Aux États-Unis, en dépit de l’existence d’un marché du carbone dans une douzaine d’États, le gouvernement fédéral a privilégié un coût implicite sur les émissions par le biais d’une réglementation stricte en matière de développement des combustibles fossiles. Cette situation, conjuguée aux coûts d’immobilisation élevés sur les marchés mondiaux, a pesé lourd sur l’industrie pétrolière et gazière américaine et a ralenti la production de gaz de schiste en dépit des prix pétroliers supérieurs (la baisse de production aux É.-U. a aussi contribué aux prix élevés). Dans tous les cas, comparativement à l’Europe, les États-Unis ont bénéficié de l’abondance relative du gaz naturel.
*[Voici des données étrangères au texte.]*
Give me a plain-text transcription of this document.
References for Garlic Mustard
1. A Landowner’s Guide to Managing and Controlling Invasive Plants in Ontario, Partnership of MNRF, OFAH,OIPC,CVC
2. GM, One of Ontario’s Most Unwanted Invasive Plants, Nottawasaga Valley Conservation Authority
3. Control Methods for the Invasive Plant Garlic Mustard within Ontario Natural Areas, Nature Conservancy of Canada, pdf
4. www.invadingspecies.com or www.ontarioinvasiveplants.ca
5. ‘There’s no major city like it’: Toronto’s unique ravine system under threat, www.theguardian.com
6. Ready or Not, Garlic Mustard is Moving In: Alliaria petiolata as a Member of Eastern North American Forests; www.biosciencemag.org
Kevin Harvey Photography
Les prix du gaz naturel aux États-Unis sont plutôt indépendants de ceux ailleurs dans le monde, diminuant ainsi les conséquences économiques sur l’industrie, la consommation et les ménages du pays.

Des investissements additionnels sont nécessaires pour la transition énergétique

Les prix élevés des combustibles fossiles et les initiatives d’énergie verte des gouvernements ont favorisé les investissements en énergie renouvelable et la popularité des véhicules électriques. Par contre, des investissements beaucoup plus importants sont requis pour répondre à la demande énergétique et équilibrer l’offre. Les progrès réalisés jusqu’à ce jour ont fait en sorte que la sécurité énergétique dans le monde reste vulnérable aux conditions météorologiques. En outre, à mesure que ferment les centrales de combustibles fossiles et nucléaires, les investissements en stockage énergétique (grandes installations de batteries) stagnent, augmentant du coup le besoin d’une capacité excédentaire afin de contrer les variations causées par la météo sur la production d’énergie renouvelable. Il est raisonnable d’espérer des avancées technologiques en matière de stockage et les investissements ont déjà augmenté. Nous anticipons que le système deviendra graduellement dominé par les sources d’énergie intermittentes à long terme.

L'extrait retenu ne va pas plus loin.